What’s the fucking attraction? Not necessarily De Palma; it’s his show, but he’s as much the ringmaster for its compulsively entertaining components, letting them perform for him as well as us. (He’s more in command of the masterly The Untouchables, four years later.) A short list includes: Its voluptuous “Miami” look, anticipating Miami Vice by a year; Giorgio Moroder’s brooding, last call at the disco score; and Oliver Stone’s screenplay, his tangiest outside of his own Salvador (1986). (Criticized for excess, when stacked up against the real-life horrors of the drug trade it seems positively timid; its use as a touchstone in 1991’s New Jack City suggests its impact outside the movies.) Mostly, though, it’s its cast. Sure, Al Pacino, saying to hell with Corleone restraint and running amuck, a warts-and-nothing-else performance that is dubiously iconic. (The discipline returned in De Palma’s underrated Carlito’s Way in 1993.) But really a gallery of wonderful actors chomping into red meat and letting the juice run out all over the screen for three hours–Robert Loggia (outstanding), F. Murray Abraham, Paul Shenar, and, oozing corruption, Harris Yulin (“Every day above ground is a good day.”) Making a scorched earth impression is a hard-as-brass Michelle Pfeiffer, simply breathtaking–and, for all her cynicism, the one character who sees through the false values (“I have Nick, the Pig, for a friend!”) and the one survivor. Maybe De Palma and Stone were afraid to bump her off. (I like to imagine her Elvira, 30 years later, holding forth on a Real Housewives show.)
With this Limited Steelbook Edition of Scarface on my shelf has my search for the perfect version ended? In a way, yes–it collects the supplements from a 20th anniversary DVD (including, on a separate DVD, the Howard Hawks original, still in standard def, which needs to be sprung from its captivity and released on its own) and adds a few more, notably an interesting picture-and-picture feature exploring various facets of the movie and a “ScarfaceScoreboard” totaling the number of “fucks” and bullets (“Can’t you stop saying ‘fuck’ all the time?”). In a way, no–the image quality (1080p/VC-1; 2.35:1 aspect ratio) is inconsistent, with strong daylight passages giving way to weaker nighttime segments and a barrage of edge enhancement and other ills occasionally interfering. It’s serviceable, and a cut above the DVD, if not the quantum leap I expected.

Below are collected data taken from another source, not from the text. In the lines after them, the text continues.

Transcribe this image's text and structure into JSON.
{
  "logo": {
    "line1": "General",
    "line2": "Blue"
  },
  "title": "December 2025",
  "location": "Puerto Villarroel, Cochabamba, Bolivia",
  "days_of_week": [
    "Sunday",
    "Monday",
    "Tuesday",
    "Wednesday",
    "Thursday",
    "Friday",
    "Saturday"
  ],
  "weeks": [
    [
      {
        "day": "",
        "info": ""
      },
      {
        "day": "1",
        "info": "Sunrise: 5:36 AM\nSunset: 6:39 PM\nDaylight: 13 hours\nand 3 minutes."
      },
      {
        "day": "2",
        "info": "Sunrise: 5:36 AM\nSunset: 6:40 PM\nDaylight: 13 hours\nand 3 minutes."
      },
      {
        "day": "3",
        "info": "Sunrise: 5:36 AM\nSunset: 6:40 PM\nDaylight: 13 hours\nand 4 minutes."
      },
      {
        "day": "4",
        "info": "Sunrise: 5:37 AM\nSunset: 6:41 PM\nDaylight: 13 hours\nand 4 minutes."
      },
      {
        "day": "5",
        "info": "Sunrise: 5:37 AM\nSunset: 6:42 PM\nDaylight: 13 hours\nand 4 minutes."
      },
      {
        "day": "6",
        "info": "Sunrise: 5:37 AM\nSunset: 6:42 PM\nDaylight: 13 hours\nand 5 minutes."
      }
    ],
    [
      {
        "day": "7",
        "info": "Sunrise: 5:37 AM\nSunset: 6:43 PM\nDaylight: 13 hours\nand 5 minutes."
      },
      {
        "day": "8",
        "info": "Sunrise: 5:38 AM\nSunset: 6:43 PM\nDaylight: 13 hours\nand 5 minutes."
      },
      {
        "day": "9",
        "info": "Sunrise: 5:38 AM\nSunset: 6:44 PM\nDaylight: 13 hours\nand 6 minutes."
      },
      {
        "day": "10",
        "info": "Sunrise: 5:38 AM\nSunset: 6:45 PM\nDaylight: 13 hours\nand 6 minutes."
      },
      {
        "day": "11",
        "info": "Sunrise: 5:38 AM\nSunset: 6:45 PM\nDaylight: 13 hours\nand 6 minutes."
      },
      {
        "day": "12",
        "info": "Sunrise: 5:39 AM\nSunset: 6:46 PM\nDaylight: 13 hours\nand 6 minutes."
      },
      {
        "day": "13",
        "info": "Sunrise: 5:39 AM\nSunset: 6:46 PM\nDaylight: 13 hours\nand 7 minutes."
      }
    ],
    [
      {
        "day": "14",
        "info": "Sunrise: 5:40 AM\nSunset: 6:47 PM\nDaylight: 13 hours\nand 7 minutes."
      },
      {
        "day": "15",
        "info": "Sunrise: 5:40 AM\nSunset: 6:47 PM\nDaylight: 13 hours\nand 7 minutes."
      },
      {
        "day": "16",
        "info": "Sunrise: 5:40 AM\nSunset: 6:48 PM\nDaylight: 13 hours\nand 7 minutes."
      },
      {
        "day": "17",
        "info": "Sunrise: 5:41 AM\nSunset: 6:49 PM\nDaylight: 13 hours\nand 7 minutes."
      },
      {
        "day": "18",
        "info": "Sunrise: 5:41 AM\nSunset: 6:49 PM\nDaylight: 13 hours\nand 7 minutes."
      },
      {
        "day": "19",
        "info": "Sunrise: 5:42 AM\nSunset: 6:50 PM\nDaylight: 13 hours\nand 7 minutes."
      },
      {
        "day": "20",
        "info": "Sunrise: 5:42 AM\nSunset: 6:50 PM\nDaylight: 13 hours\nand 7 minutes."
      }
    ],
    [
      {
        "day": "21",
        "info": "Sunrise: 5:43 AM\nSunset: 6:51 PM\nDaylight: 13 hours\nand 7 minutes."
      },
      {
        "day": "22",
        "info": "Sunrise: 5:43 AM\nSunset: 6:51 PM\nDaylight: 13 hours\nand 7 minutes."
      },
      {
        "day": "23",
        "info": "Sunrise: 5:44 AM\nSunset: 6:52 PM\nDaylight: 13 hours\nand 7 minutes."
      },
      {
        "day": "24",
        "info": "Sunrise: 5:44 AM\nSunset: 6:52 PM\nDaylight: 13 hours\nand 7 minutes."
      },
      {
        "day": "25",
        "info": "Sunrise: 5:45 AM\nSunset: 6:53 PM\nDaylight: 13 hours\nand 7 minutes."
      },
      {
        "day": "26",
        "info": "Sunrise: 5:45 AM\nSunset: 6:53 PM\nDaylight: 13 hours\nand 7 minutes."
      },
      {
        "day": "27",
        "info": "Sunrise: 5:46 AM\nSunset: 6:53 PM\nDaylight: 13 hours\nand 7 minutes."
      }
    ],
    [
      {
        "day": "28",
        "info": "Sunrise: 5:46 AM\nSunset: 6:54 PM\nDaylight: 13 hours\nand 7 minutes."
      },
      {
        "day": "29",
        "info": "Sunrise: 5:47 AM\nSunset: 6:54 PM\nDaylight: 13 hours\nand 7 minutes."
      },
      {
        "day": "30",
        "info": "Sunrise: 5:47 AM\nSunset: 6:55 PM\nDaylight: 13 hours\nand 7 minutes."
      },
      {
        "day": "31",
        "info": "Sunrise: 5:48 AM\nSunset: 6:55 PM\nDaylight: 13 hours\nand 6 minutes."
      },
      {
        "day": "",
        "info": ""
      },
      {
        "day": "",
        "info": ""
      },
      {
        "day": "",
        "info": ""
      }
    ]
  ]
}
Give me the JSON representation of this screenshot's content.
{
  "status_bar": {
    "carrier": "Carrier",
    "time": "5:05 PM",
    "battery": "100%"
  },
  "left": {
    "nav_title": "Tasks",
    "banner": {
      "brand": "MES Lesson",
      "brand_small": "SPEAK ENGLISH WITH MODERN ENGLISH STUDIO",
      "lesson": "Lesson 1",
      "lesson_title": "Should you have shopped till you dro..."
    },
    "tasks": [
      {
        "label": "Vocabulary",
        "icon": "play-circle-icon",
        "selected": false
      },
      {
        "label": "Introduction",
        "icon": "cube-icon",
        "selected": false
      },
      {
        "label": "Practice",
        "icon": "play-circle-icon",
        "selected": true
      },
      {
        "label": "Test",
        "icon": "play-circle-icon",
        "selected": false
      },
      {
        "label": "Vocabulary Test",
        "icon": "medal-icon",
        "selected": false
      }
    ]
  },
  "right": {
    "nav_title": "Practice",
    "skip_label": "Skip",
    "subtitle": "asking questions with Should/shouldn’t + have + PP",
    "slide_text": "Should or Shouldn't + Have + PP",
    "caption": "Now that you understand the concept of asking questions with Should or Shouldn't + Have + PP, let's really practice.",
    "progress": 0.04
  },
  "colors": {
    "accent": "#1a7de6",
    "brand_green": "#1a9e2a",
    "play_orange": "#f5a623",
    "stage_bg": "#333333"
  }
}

A postscript. De Palma turned 70 on Sept. 11. I interviewed him about Redacted (2007), a collage picture for the web era, for Cineaste magazine. He was clad in his usual safari jacket and, as I figured, wasn’t a smiler or a laugher. He was, however, open about all the water under the bridge in his career, which following Scarface saw great success (The Untouchables, Mission: Impossible) and devastating lows (The Bonfire of the Vanities). Spielberg has two movies coming out at Christmas; surely De Palma has a few shocks to our systems left in him.